Why Five Eights? Well, it’s almost as good as five nines.

I set up a bunch of redirects - from the old domain to the new, and from old URL structures to new - so hopefully, all my URLs from the last 13 years should still be valid. I doubt anyone cares what I thought 13 years ago about the UK’s Digital Economy Act, but I’m doing my infinitesimal part to keep the Web from eroding.

Future work - comments and analytics

As a remarkable coda to the above catalog of breakages over the last 13 years, the Disqus comments I’ve been using since 2009 are still working fine. That’s actually pretty impressive, given I’m pretty sure most of the platforms they integrated with have collapsed over that time. On the other hand, Disqus was acquired by a holding company in 2017, and their privacy practices seem pretty shady.

In any case, the new blog doesn’t support comments. In 2009 blog comments seemed like a great way to start a conversation, but now I’d rather move the discussion to other, more real-time platforms, and keep this my own little corner of the Web. And this way I don’t have to include Disqus’s third-party Javascript (and, no doubt, tracking cookies) on my site.

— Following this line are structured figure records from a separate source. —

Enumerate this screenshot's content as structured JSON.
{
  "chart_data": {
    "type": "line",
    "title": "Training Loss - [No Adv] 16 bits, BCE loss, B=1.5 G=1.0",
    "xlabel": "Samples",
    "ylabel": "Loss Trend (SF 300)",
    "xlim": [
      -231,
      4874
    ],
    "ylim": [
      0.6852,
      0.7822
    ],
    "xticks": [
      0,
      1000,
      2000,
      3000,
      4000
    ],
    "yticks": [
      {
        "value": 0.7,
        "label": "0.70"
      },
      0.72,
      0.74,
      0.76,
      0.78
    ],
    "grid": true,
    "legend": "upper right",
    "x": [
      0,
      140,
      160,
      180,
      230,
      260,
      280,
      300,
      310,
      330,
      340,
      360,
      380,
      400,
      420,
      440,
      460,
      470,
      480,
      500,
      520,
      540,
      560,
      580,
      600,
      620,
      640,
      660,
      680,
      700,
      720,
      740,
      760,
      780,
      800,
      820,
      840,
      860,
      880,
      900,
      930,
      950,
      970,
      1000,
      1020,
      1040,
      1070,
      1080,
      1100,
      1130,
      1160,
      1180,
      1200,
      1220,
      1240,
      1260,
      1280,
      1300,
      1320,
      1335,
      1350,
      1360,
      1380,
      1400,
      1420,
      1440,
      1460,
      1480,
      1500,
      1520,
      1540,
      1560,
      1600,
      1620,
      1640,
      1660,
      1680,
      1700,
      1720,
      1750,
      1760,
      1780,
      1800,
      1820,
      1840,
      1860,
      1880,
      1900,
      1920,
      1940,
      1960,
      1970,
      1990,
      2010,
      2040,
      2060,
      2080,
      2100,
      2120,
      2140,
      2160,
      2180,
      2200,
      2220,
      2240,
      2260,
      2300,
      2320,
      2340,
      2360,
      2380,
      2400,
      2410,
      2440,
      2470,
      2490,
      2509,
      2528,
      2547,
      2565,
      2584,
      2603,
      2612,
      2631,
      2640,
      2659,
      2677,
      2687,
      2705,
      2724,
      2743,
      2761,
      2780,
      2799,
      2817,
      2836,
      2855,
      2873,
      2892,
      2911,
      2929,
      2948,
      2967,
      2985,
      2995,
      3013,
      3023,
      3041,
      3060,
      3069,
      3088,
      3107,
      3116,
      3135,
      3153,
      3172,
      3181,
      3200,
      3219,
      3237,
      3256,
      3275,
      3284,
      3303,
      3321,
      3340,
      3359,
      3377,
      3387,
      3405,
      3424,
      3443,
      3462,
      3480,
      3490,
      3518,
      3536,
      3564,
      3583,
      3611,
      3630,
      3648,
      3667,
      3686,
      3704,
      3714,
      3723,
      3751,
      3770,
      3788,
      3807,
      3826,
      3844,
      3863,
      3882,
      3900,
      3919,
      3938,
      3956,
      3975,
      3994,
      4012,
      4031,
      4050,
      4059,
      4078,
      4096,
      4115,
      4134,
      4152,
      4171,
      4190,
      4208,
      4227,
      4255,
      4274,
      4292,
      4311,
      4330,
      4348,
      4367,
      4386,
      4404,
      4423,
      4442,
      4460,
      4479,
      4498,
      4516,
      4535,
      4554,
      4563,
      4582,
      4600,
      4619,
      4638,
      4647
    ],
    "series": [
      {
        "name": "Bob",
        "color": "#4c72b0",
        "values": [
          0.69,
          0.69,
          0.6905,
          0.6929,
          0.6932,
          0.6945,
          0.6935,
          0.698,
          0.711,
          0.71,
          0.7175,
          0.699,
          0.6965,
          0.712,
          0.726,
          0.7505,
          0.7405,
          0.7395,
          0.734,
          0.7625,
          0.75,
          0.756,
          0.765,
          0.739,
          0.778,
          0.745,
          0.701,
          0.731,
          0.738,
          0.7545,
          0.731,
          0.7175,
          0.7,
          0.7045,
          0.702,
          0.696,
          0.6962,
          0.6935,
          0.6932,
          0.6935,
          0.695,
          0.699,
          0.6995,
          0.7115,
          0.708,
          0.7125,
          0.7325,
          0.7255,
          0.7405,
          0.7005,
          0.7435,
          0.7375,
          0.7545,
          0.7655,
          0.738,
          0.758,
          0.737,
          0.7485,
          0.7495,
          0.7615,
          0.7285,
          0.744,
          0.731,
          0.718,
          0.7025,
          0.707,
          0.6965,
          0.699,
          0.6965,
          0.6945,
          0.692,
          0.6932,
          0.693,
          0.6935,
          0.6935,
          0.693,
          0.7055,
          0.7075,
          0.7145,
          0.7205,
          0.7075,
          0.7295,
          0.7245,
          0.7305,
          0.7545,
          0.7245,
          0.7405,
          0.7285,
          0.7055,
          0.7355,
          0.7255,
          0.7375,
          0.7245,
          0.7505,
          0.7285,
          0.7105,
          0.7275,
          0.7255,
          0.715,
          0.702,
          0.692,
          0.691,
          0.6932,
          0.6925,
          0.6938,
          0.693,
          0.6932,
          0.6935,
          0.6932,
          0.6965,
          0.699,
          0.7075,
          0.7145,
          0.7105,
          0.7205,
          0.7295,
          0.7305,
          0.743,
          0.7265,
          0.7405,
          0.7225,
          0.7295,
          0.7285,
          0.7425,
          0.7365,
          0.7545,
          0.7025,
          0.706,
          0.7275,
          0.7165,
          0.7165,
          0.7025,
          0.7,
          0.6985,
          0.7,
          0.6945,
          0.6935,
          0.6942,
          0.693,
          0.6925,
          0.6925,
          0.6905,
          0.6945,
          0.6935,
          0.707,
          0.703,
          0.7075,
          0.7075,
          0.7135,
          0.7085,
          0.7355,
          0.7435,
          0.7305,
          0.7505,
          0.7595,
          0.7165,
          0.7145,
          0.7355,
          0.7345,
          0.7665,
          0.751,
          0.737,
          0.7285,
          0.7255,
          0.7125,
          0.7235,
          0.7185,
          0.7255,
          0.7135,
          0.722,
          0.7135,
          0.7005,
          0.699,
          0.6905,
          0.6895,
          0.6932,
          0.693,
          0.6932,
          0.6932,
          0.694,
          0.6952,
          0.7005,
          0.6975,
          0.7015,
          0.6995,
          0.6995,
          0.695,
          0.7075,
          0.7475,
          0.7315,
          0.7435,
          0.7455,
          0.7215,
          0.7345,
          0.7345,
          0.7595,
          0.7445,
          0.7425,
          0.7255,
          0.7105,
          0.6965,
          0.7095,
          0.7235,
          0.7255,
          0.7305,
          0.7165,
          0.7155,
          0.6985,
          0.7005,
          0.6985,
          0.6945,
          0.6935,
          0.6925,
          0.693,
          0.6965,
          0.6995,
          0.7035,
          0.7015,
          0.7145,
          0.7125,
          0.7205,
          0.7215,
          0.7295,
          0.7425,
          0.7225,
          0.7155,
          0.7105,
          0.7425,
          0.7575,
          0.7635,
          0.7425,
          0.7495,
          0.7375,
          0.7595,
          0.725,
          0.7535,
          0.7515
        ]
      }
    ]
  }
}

Some of my older posts had some good discussions, so I’m working on importing those comment threads from Disqus.

Update 2023-02-20: I got the Disqus import working, so comments on previous posts are showing up now. Definitely happy to have preserved a record of that conversation.

Since a couple of my posts got a fair amount of readership, analytics has become important to me. For now I’m sticking with Google Analytics because I’m familiar with it, but I’m thinking of looking into more privacy-focused solutions like Plausible.

Future work - digital garden

Notably absent from this post is any sort of New Year’s Resolution to Blog More This Year, because those always look rather silly in retrospect, particularly when followed by another multi-year hiatus. I’d like to write more, but I think it’s fair to say at this point that regular blogging isn’t something I’m wired for.

I do like the idea of thinking in public, though. There are plenty of things I write down - musings on concepts, half-finished theories, cocktail recipes - that I’d love to discuss online.

This seems closer to notions of a digital garden - where the focus is less on a chronologically ordered list of timestamped, evergreen, finished essays, and more on an evolving set of “living documents”. Part of my difficulty with blogging is that psychological barrier of needing to have a finished thought at a particular time. I’m interested to see if I can evolve this site into a digital garden. Hopefully there won’t be any more ground-up rewrites needed first!

  1. I briefly considered switching blogging engines, to something trendier like Hugo or Ghost, or even something written in Rust, my current favourite hobby language. But all of this bit-rot has reminded me of the benefits of remaining close to the mainstream. Jekyll works, and it’s widely used. At least when it breaks again, I’ll be in good company.